Spine (Phila Pa 1976). 2025 Aug 1;50(15):1042-1051. doi: 10.1097/BRS.0000000000005344. Epub 2025 Mar 26.
A retrospective study.
To investigate how the femurs and pelvis collaboratively maintain sagittal balance and energy-efficient alignment by investigating sagittal parameters.
Sagittal parameters are increasingly acknowledged as fundamental determinants in sustaining balance and energy-efficient postures. Among numerous parameters, pelvic morphology and retroversion compensation are critical in restoring sagittal imbalance caused by aging and pathologic changes. Despite the significant role of the femurs in the sagittal plane, relevant research remains lacking.
Standing lateral full-length radiographs, including the upper femurs, were obtained from 368 consecutive patients with symptomatic spinal pathologies. Sagittal plane parameters of the thoracic spine, lumbar spine, pelvis, and femurs-such as angulation, tilt, and offset-and pelvic morphology were measured to reflect the sagittal profile. All participants completed the Oswestry Disability Index (ODI) and visual analog scale (VAS) questionnaires to evaluate health-related quality of life (HRQOL). Relationships between radiographic and clinical parameters were assessed using Pearson correlation coefficients.

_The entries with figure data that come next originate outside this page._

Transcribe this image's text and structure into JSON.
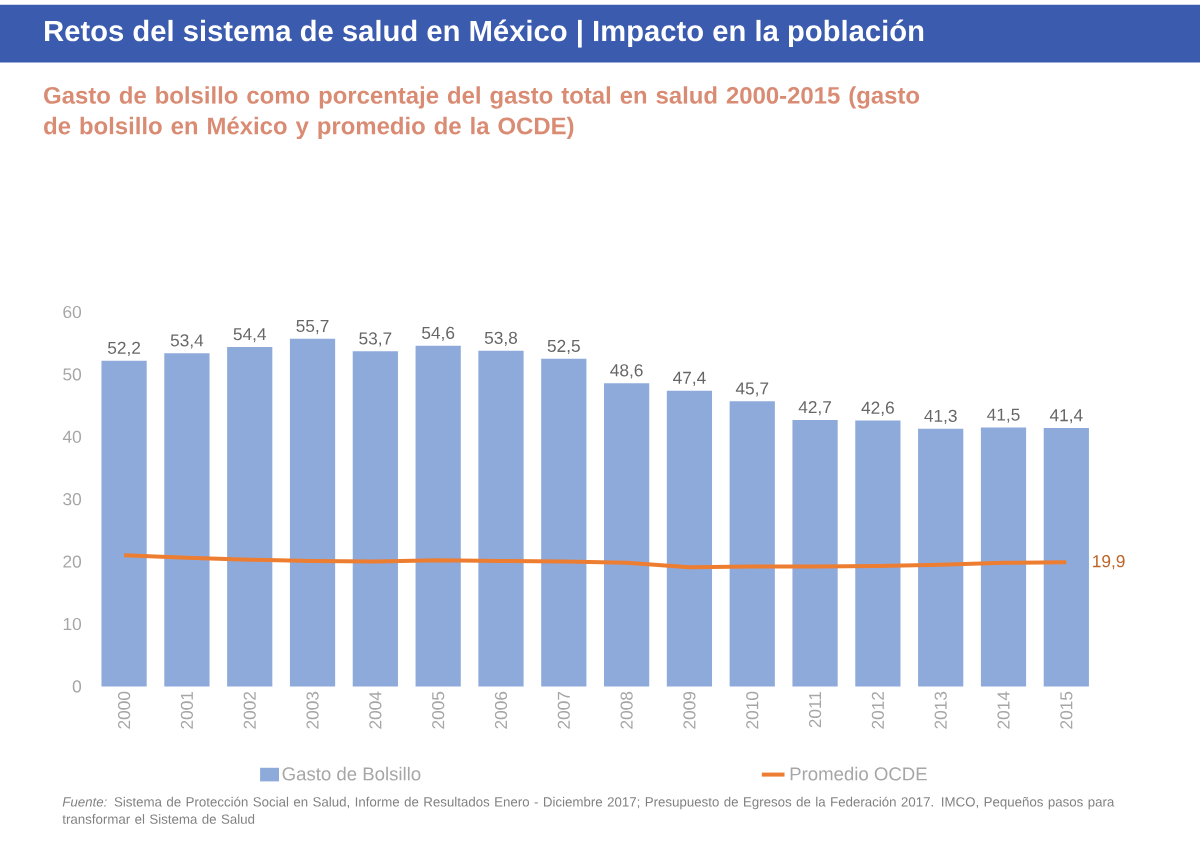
{
  "chart_data": {
    "type": "bar",
    "title": "Retos del sistema de salud en México | Impacto en la población",
    "subtitle": "Gasto de bolsillo como porcentaje del gasto total en salud 2000-2015 (gasto de bolsillo en México y promedio de la OCDE)",
    "categories": [
      "2000",
      "2001",
      "2002",
      "2003",
      "2004",
      "2005",
      "2006",
      "2007",
      "2008",
      "2009",
      "2010",
      "2011",
      "2012",
      "2013",
      "2014",
      "2015"
    ],
    "series": [
      {
        "name": "Gasto de Bolsillo",
        "type": "bar",
        "color": "#8eaadb",
        "values": [
          52.2,
          53.4,
          54.4,
          55.7,
          53.7,
          54.6,
          53.8,
          52.5,
          48.6,
          47.4,
          45.7,
          42.7,
          42.6,
          41.3,
          41.5,
          41.4
        ],
        "value_labels": [
          "52,2",
          "53,4",
          "54,4",
          "55,7",
          "53,7",
          "54,6",
          "53,8",
          "52,5",
          "48,6",
          "47,4",
          "45,7",
          "42,7",
          "42,6",
          "41,3",
          "41,5",
          "41,4"
        ]
      },
      {
        "name": "Promedio OCDE",
        "type": "line",
        "color": "#ed7d31",
        "values": [
          21.0,
          20.6,
          20.3,
          20.1,
          20.0,
          20.2,
          20.1,
          20.0,
          19.8,
          19.1,
          19.2,
          19.2,
          19.3,
          19.5,
          19.8,
          19.9
        ],
        "value_labels": [
          null,
          null,
          null,
          null,
          null,
          null,
          null,
          null,
          null,
          null,
          null,
          null,
          null,
          null,
          null,
          "19,9"
        ]
      }
    ],
    "ylim": [
      0,
      60
    ],
    "yticks": [
      0,
      10,
      20,
      30,
      40,
      50,
      60
    ],
    "legend": "bottom",
    "annotations": [
      "*Fuente:* Sistema de Protección Social en Salud, Informe de Resultados Enero - Diciembre 2017; Presupuesto de Egresos de la Federación 2017. IMCO, Pequeños pasos para transformar el Sistema de Salud"
    ]
  }
}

This cohort (154 males, 214 females) had a mean age of 64.6±11.0 years, height of 163.2±8.5 cm, and BMI of 25.8±3.8 kg/m². The ODI is correlated with the tilt and offset parameters, except those of the pelvic and lumbar regions. Correlations were observed among all tilt and offset parameters regarding offset values, except for TT with PT and LT and TO with PO and LO. These correlations pertain to the symmetry of S1. From the cephalad T1S to the caudal FT, all parameters exhibit the highest correlation with their adjacent parameters.
A linear correlation chain exists in the sagittal plane in patients with spinal disorders. The back tilt of a longer femur increases posterior offset more efficiently, shifting the center of gravity backward in patients with spinal disorders. Anterior pelvic tilt relative to the femur reduces the Pelvic-Femur Angle (PFA) to maintain lumbar lordosis and economic sagittal alignment. These collaborative compensatories are crucial for understanding the sagittal balance and alignment of the spine, pelvis, and lower extremities.